Goffman, sans la moindre expérience dans le domaine du renseignement, a surtout fait parler de lui il y a quelques années en proposant une approche radicalement nouvelle de la dissuasion stratégique d'Israël dans le domaine nucléaire.
En tant que chef du Mossad, il rend compte directement et exclusivement à Netanyahu. En Israël, le Premier ministre est également à la tête de la Commission de l'énergie atomique. "Goffman adopte la vision de Netanyahu plutôt que prendre des initiatives propres", écrit Meir.
Grâce aux "accords Nixon-Golda" conclus il y a cinquante ans par Henry Kissinger, Israël a obtenu une exemption américaine exceptionnelle de l'obligation d'adhérer au traité TNP. En contrepartie, les États-Unis ont fixé des conditions à ce statut nucléaire privilégié : Israël s'engage à ne pas déclarer, tester ou menacer d'utiliser ses missiles nucléaires. C'est ce qu'on appelle la politique d'ambiguïté nucléaire d'Israël.

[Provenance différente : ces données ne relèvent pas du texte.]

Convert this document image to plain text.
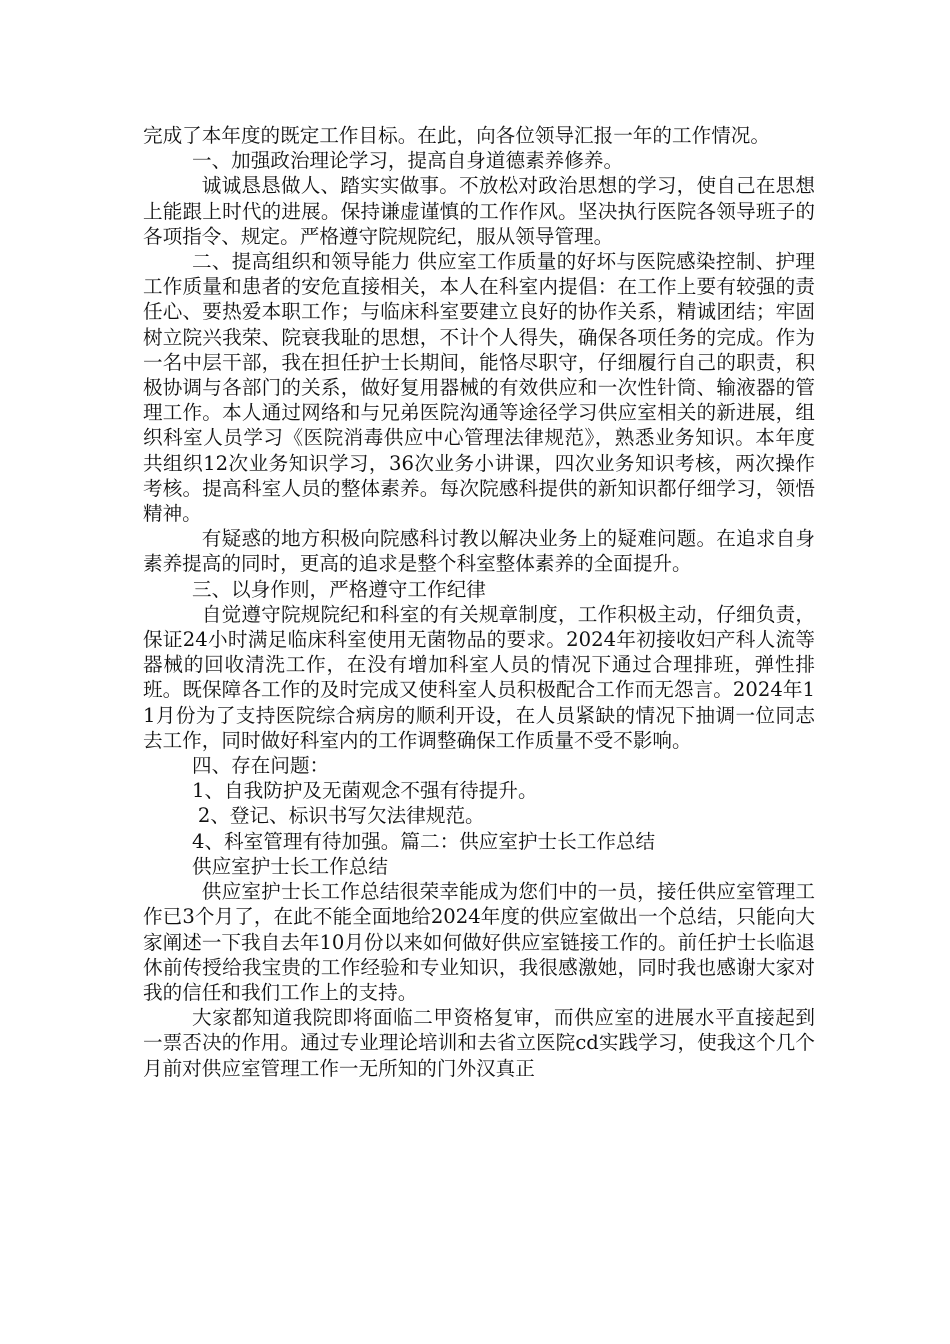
完成了本年度的既定工作目标。在此，向各位领导汇报一年的工作情况。

一、加强政治理论学习，提高自身道德素养修养。

诚诚恳恳做人、踏实实做事。不放松对政治思想的学习，使自己在思想上能跟上时代的进展。保持谦虚谨慎的工作作风。坚决执行医院各领导班子的各项指令、规定。严格遵守院规院纪，服从领导管理。

二、提高组织和领导能力 供应室工作质量的好坏与医院感染控制、护理工作质量和患者的安危直接相关，本人在科室内提倡：在工作上要有较强的责任心、要热爱本职工作；与临床科室要建立良好的协作关系，精诚团结；牢固树立院兴我荣、院衰我耻的思想，不计个人得失，确保各项任务的完成。作为一名中层干部，我在担任护士长期间，能恪尽职守，仔细履行自己的职责，积极协调与各部门的关系，做好复用器械的有效供应和一次性针筒、输液器的管理工作。本人通过网络和与兄弟医院沟通等途径学习供应室相关的新进展，组织科室人员学习《医院消毒供应中心管理法律规范》，熟悉业务知识。本年度共组织12次业务知识学习，36次业务小讲课，四次业务知识考核，两次操作考核。提高科室人员的整体素养。每次院感科提供的新知识都仔细学习，领悟精神。

有疑惑的地方积极向院感科讨教以解决业务上的疑难问题。在追求自身素养提高的同时，更高的追求是整个科室整体素养的全面提升。

三、以身作则，严格遵守工作纪律

自觉遵守院规院纪和科室的有关规章制度，工作积极主动，仔细负责，保证24小时满足临床科室使用无菌物品的要求。2024年初接收妇产科人流等器械的回收清洗工作，在没有增加科室人员的情况下通过合理排班，弹性排班。既保障各工作的及时完成又使科室人员积极配合工作而无怨言。2024年11月份为了支持医院综合病房的顺利开设，在人员紧缺的情况下抽调一位同志去工作，同时做好科室内的工作调整确保工作质量不受不影响。

四、存在问题：

1、自我防护及无菌观念不强有待提升。

2、登记、标识书写欠法律规范。

4、科室管理有待加强。篇二：供应室护士长工作总结

供应室护士长工作总结

供应室护士长工作总结很荣幸能成为您们中的一员，接任供应室管理工作已3个月了，在此不能全面地给2024年度的供应室做出一个总结，只能向大家阐述一下我自去年10月份以来如何做好供应室链接工作的。前任护士长临退休前传授给我宝贵的工作经验和专业知识，我很感激她，同时我也感谢大家对我的信任和我们工作上的支持。

大家都知道我院即将面临二甲资格复审，而供应室的进展水平直接起到一票否决的作用。通过专业理论培训和去省立医院cd实践学习，使我这个几个月前对供应室管理工作一无所知的门外汉真正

Selon Meir, l'une des raisons pour lesquelles Netanyahu songerait à renoncer à cette "ambiguïté" officielle s'expliquerait par ce qu'il appelle "l'effet Trump" :
"D'un côté, on a un président américain qui donne le feu vert à Israël pour attaquer les sites nucléaires alors que ses services de renseignement nationaux estiment que l'Iran n'en développe pas. Et d'un autre côté, c'est un homme instable et imprévisible."Le président a déclaré que tous les sites nucléaires iraniens ont été 'détruits'. Il est donc peu probable qu'il permette à Netanyahu de déclencher une deuxième guerre préventive, contrairement aux affirmations du Premier ministre israélien selon lesquelles Israël serait libre d'agir dès que des signes (réels ou non) de reprise du programme nucléaire iranien seraient découverts".
Et le Mossad vient de déclarer que
"l'Iran n'attend qu'une occasion pour construire une bombe nucléaire. Ils veulent rayer Israël de la carte. Nous démasquerons leurs agents. Nous nous occuperons d'eux. Justice sera faite",
a déclaré David Barnea, le chef sortant du Mossad.
Ce changement de leadership au sein du Mossad pourrait signifier que la question nucléaire iranienne sera au centre des discussions lors de la prochaine entrevue de fin d'année.
Netanyahu pourrait profiter de cette occasion pour évaluer si Trump, autrefois considéré comme un atout, ne serait pas aujourd'hui un handicap.
"S'il reste en fonction et s'obstine à privilégier les gains financiers tout en jouissant d'une aura pro-sionniste sans rien apporter de substantiel à Israël, je ne vois pas pourquoi ils le laisseraient agir", spécule Mizrahi."Ils préféreraient de loin qu'il disparaisse".
Le vice-président JD Vance est désormais lui aussi mis en cause.
"Aujourd'hui, c'est le vice-président américain qui se livre à une délégitimation systématique des Juifs", écrit Anna Barsky dans Ma'ariv."Il y a une différence entre l'aversion pour Israël et l'antisémitisme, a écrit le vice-président américain J. D. Vance sur les réseaux sociaux", poursuit Barsky.
"Pour Israël, ces quelques mots, presque désinvoltes, ont de quoi troubler. Pas parce c'est surprenant ou ostensible, mais pour ce que ce texte symbolise : une adhésion ouverte de hauts responsables de l'administration américaine à un discours idéologique qui distingue la critique d'Israël de l'antisémitisme, et cautionne une profonde hostilité envers l'État juif tout en préservant une posture morale irréprochable".
Pour paraphraser Anna Barsky, peut-être qu'Israël réalise enfin que "les réalités de la région" ont changé.